La preparazione del ricevimento mette Clarissa di fronte a una vecchia fiamma, Peter, il ragazzo che ha amato e che pure non ha sposato e che gli rimanda, irrimediabilmente, la sua immagine di donna di mezza età borghese, ingessata in quegli stessi obblighi e formalità che pur ha scelto, sposando Richard, un membro del parlamento del partito Conservatore, pratico e in fondo, ingenuo.

La penna della scrittrice, con un acume e una grande raffinatezza, s'intrufola in queste vite borghesi e aristocratiche: vite arroccate agli antichi privilegi, prigionie coscienti accettate con conformistica imparzialità. Nel romanzo vengono inoltre tratteggiate altre figure 'meno nobili': è il caso di Miss Kilman, pedagoga della figlia Elisabeth, una vecchia zitella rozza con l'unica soddisfazione di ringhiare sul mondo la sua superiorità morale, nel nome di un 'amore' che redime ma, in fin dei conti, non salva dagli assalti della 'carne', umiliata e offesa dagli insulti della civiltà.
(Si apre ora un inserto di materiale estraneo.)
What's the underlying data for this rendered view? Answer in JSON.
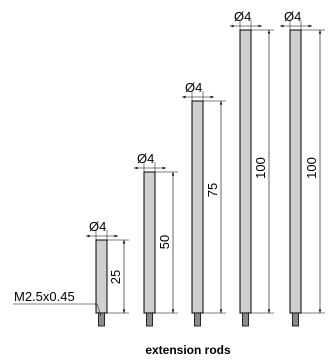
{
  "thread_label": "M2.5x0.45",
  "caption": "extension rods",
  "rods": [
    {
      "diameter_label": "Ø4",
      "length_label": "25"
    },
    {
      "diameter_label": "Ø4",
      "length_label": "50"
    },
    {
      "diameter_label": "Ø4",
      "length_label": "75"
    },
    {
      "diameter_label": "Ø4",
      "length_label": "100"
    },
    {
      "diameter_label": "Ø4",
      "length_label": "100"
    }
  ]
}
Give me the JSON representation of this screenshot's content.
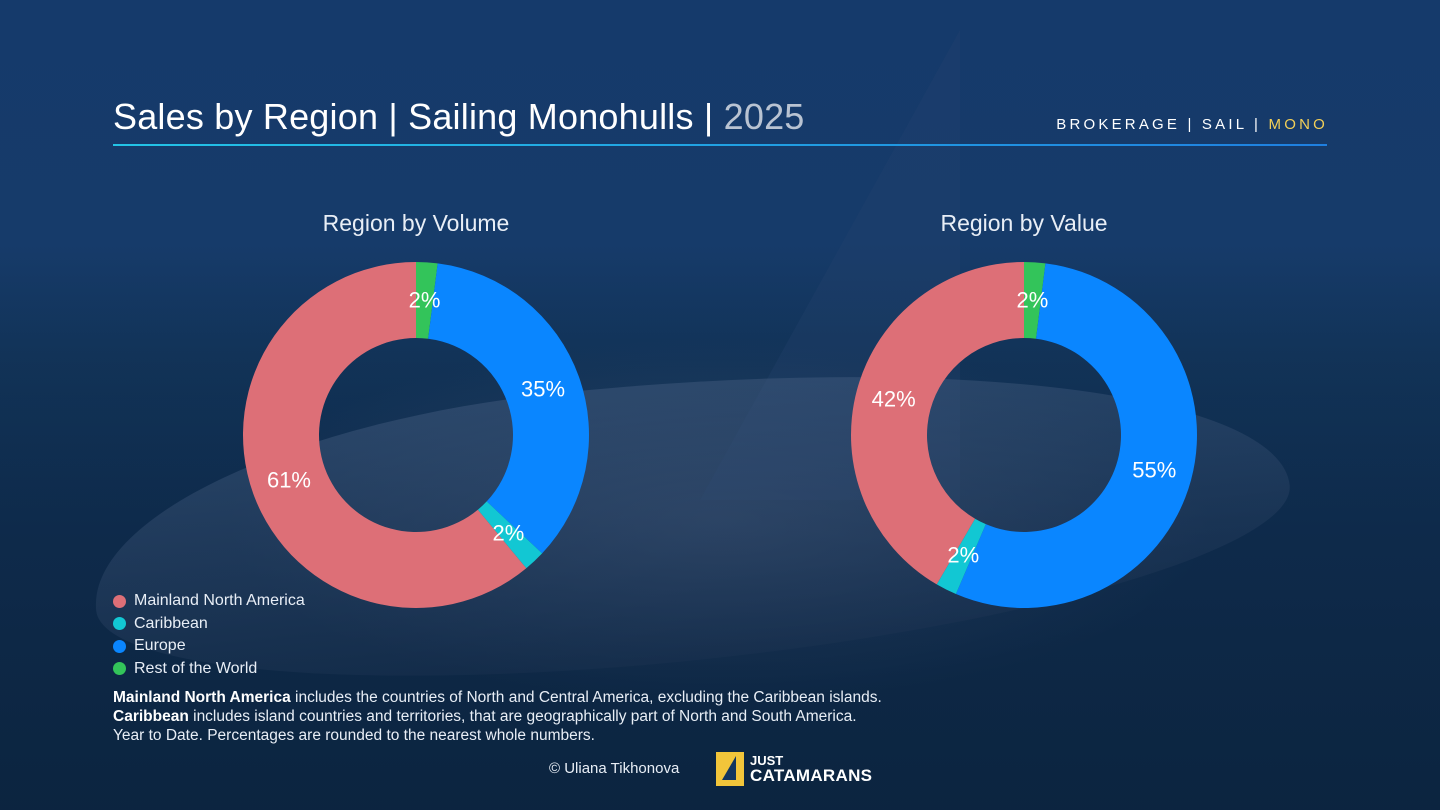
{
  "header": {
    "title_main": "Sales by Region | Sailing Monohulls | ",
    "title_year": "2025",
    "tagline_prefix": "BROKERAGE | SAIL | ",
    "tagline_highlight": "MONO"
  },
  "colors": {
    "mainland_north_america": "#dd6f77",
    "caribbean": "#12c7d3",
    "europe": "#0a86ff",
    "rest_of_world": "#33c45a",
    "accent_gold": "#f3cf57"
  },
  "chart_data": [
    {
      "type": "pie",
      "title": "Region by Volume",
      "slices": [
        {
          "name": "Rest of the World",
          "value": 2,
          "label": "2%"
        },
        {
          "name": "Europe",
          "value": 35,
          "label": "35%"
        },
        {
          "name": "Caribbean",
          "value": 2,
          "label": "2%"
        },
        {
          "name": "Mainland North America",
          "value": 61,
          "label": "61%"
        }
      ]
    },
    {
      "type": "pie",
      "title": "Region by Value",
      "slices": [
        {
          "name": "Rest of the World",
          "value": 2,
          "label": "2%"
        },
        {
          "name": "Europe",
          "value": 55,
          "label": "55%"
        },
        {
          "name": "Caribbean",
          "value": 2,
          "label": "2%"
        },
        {
          "name": "Mainland North America",
          "value": 42,
          "label": "42%"
        }
      ]
    }
  ],
  "legend": [
    {
      "label": "Mainland North America",
      "color": "#dd6f77"
    },
    {
      "label": "Caribbean",
      "color": "#12c7d3"
    },
    {
      "label": "Europe",
      "color": "#0a86ff"
    },
    {
      "label": "Rest of the World",
      "color": "#33c45a"
    }
  ],
  "notes": {
    "line1_bold": "Mainland North America",
    "line1_text": " includes the countries of North and Central America, excluding the Caribbean islands.",
    "line2_bold": "Caribbean",
    "line2_text": " includes island countries and territories, that are geographically part of North and South America.",
    "line3_text": "Year to Date. Percentages are rounded to the nearest whole numbers."
  },
  "footer": {
    "credit": "© Uliana Tikhonova",
    "logo_line1": "JUST",
    "logo_line2": "CATAMARANS"
  }
}
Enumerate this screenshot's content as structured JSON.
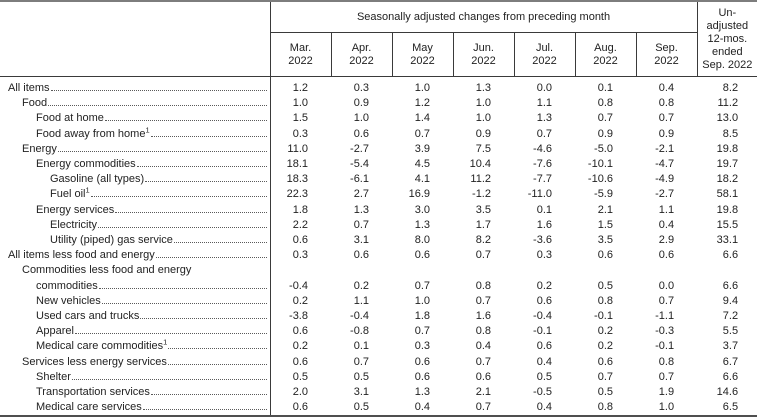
{
  "header": {
    "spanning_title": "Seasonally adjusted changes from preceding month",
    "months": [
      "Mar.",
      "Apr.",
      "May",
      "Jun.",
      "Jul.",
      "Aug.",
      "Sep."
    ],
    "year": "2022",
    "unadjusted_label": "Un-\nadjusted\n12-mos.\nended\nSep. 2022"
  },
  "chart_data": {
    "type": "table",
    "title": "Seasonally adjusted changes from preceding month",
    "column_headers": [
      "Mar. 2022",
      "Apr. 2022",
      "May 2022",
      "Jun. 2022",
      "Jul. 2022",
      "Aug. 2022",
      "Sep. 2022",
      "Un-adjusted 12-mos. ended Sep. 2022"
    ],
    "rows": [
      {
        "label": "All items",
        "indent": 0,
        "values": [
          "1.2",
          "0.3",
          "1.0",
          "1.3",
          "0.0",
          "0.1",
          "0.4",
          "8.2"
        ]
      },
      {
        "label": "Food",
        "indent": 1,
        "values": [
          "1.0",
          "0.9",
          "1.2",
          "1.0",
          "1.1",
          "0.8",
          "0.8",
          "11.2"
        ]
      },
      {
        "label": "Food at home",
        "indent": 2,
        "values": [
          "1.5",
          "1.0",
          "1.4",
          "1.0",
          "1.3",
          "0.7",
          "0.7",
          "13.0"
        ]
      },
      {
        "label": "Food away from home",
        "sup": "1",
        "indent": 2,
        "values": [
          "0.3",
          "0.6",
          "0.7",
          "0.9",
          "0.7",
          "0.9",
          "0.9",
          "8.5"
        ]
      },
      {
        "label": "Energy",
        "indent": 1,
        "values": [
          "11.0",
          "-2.7",
          "3.9",
          "7.5",
          "-4.6",
          "-5.0",
          "-2.1",
          "19.8"
        ]
      },
      {
        "label": "Energy commodities",
        "indent": 2,
        "values": [
          "18.1",
          "-5.4",
          "4.5",
          "10.4",
          "-7.6",
          "-10.1",
          "-4.7",
          "19.7"
        ]
      },
      {
        "label": "Gasoline (all types)",
        "indent": 3,
        "values": [
          "18.3",
          "-6.1",
          "4.1",
          "11.2",
          "-7.7",
          "-10.6",
          "-4.9",
          "18.2"
        ]
      },
      {
        "label": "Fuel oil",
        "sup": "1",
        "indent": 3,
        "values": [
          "22.3",
          "2.7",
          "16.9",
          "-1.2",
          "-11.0",
          "-5.9",
          "-2.7",
          "58.1"
        ]
      },
      {
        "label": "Energy services",
        "indent": 2,
        "values": [
          "1.8",
          "1.3",
          "3.0",
          "3.5",
          "0.1",
          "2.1",
          "1.1",
          "19.8"
        ]
      },
      {
        "label": "Electricity",
        "indent": 3,
        "values": [
          "2.2",
          "0.7",
          "1.3",
          "1.7",
          "1.6",
          "1.5",
          "0.4",
          "15.5"
        ]
      },
      {
        "label": "Utility (piped) gas service",
        "indent": 3,
        "values": [
          "0.6",
          "3.1",
          "8.0",
          "8.2",
          "-3.6",
          "3.5",
          "2.9",
          "33.1"
        ]
      },
      {
        "label": "All items less food and energy",
        "indent": 0,
        "values": [
          "0.3",
          "0.6",
          "0.6",
          "0.7",
          "0.3",
          "0.6",
          "0.6",
          "6.6"
        ]
      },
      {
        "label": "Commodities less food and energy commodities",
        "label_lines": [
          "Commodities less food and energy",
          "commodities"
        ],
        "indent": 1,
        "values": [
          "-0.4",
          "0.2",
          "0.7",
          "0.8",
          "0.2",
          "0.5",
          "0.0",
          "6.6"
        ]
      },
      {
        "label": "New vehicles",
        "indent": 2,
        "values": [
          "0.2",
          "1.1",
          "1.0",
          "0.7",
          "0.6",
          "0.8",
          "0.7",
          "9.4"
        ]
      },
      {
        "label": "Used cars and trucks",
        "indent": 2,
        "values": [
          "-3.8",
          "-0.4",
          "1.8",
          "1.6",
          "-0.4",
          "-0.1",
          "-1.1",
          "7.2"
        ]
      },
      {
        "label": "Apparel",
        "indent": 2,
        "values": [
          "0.6",
          "-0.8",
          "0.7",
          "0.8",
          "-0.1",
          "0.2",
          "-0.3",
          "5.5"
        ]
      },
      {
        "label": "Medical care commodities",
        "sup": "1",
        "indent": 2,
        "values": [
          "0.2",
          "0.1",
          "0.3",
          "0.4",
          "0.6",
          "0.2",
          "-0.1",
          "3.7"
        ]
      },
      {
        "label": "Services less energy services",
        "indent": 1,
        "values": [
          "0.6",
          "0.7",
          "0.6",
          "0.7",
          "0.4",
          "0.6",
          "0.8",
          "6.7"
        ]
      },
      {
        "label": "Shelter",
        "indent": 2,
        "values": [
          "0.5",
          "0.5",
          "0.6",
          "0.6",
          "0.5",
          "0.7",
          "0.7",
          "6.6"
        ]
      },
      {
        "label": "Transportation services",
        "indent": 2,
        "values": [
          "2.0",
          "3.1",
          "1.3",
          "2.1",
          "-0.5",
          "0.5",
          "1.9",
          "14.6"
        ]
      },
      {
        "label": "Medical care services",
        "indent": 2,
        "values": [
          "0.6",
          "0.5",
          "0.4",
          "0.7",
          "0.4",
          "0.8",
          "1.0",
          "6.5"
        ]
      }
    ]
  }
}
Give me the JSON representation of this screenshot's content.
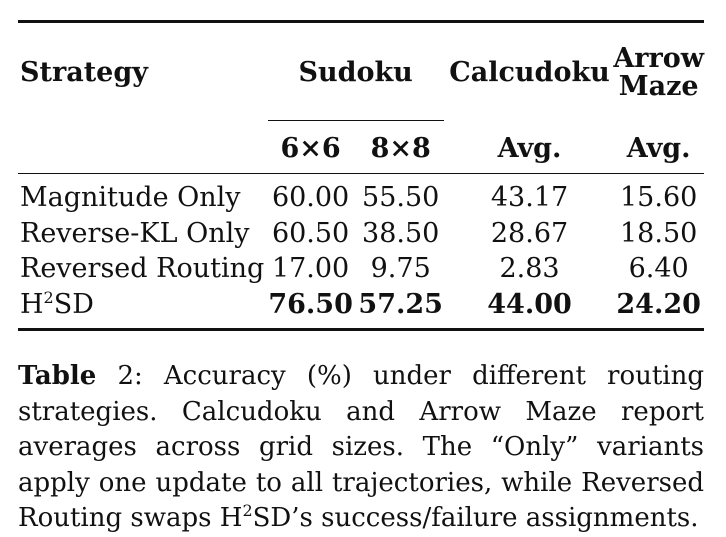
{
  "table": {
    "header": {
      "strategy": "Strategy",
      "sudoku": "Sudoku",
      "calcudoku": "Calcudoku",
      "arrow_maze_line1": "Arrow",
      "arrow_maze_line2": "Maze",
      "sub": [
        "6×6",
        "8×8",
        "Avg.",
        "Avg."
      ]
    },
    "rows": [
      {
        "strategy": "Magnitude Only",
        "values": [
          "60.00",
          "55.50",
          "43.17",
          "15.60"
        ]
      },
      {
        "strategy": "Reverse-KL Only",
        "values": [
          "60.50",
          "38.50",
          "28.67",
          "18.50"
        ]
      },
      {
        "strategy": "Reversed Routing",
        "values": [
          "17.00",
          "9.75",
          "2.83",
          "6.40"
        ]
      },
      {
        "strategy_base": "H",
        "strategy_sup": "2",
        "strategy_rest": "SD",
        "values": [
          "76.50",
          "57.25",
          "44.00",
          "24.20"
        ]
      }
    ]
  },
  "caption": {
    "label": "Table",
    "number": " 2",
    "text_part1": ": Accuracy (%) under different routing strategies. Calcudoku and Arrow Maze report averages across grid sizes. The “Only” variants apply one update to all trajectories, while Reversed Routing swaps ",
    "h": "H",
    "sup": "2",
    "text_part2": "SD’s success/failure assignments."
  }
}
Ma chi è, davvero, la signora Dalloway? In un certo senso, essa rappresenta Londra, il suo equilibrio soffocante, la sua borghesia calcificata e per contrasto, la vita interiore che si dilata, messa sotto pressione, fino quasi a scoppiare nei deliri di Septimus o nella malinconia che pervade la stessa signora Dalloway quando si accorge, attraverso Peter e l'incontro con Sally, l'amica d'infanzia, che non le resta che accettare le sue scelte e in questo, forse, trovare la pacificazione. La stessa che Septimus, suo alter ego, non trova e per questo,si consegna al suicidio, forse come ultimo tentativo di comunicare un bisogno di compiutezza inespresso.

Nonostante la meschina pressa civilizzatrice, Londra non riesce a sopprimere la vita, le passioni, le ardenti nostalgie che vibrano dietro la maschera mondana della protagonista.

" Ma che cosa si può mai sapere anche delle persone che fanno parte delle nostre vite quotidiane? lei interrogava. "Che cosa siamo tutti, se non dei prigionieri?"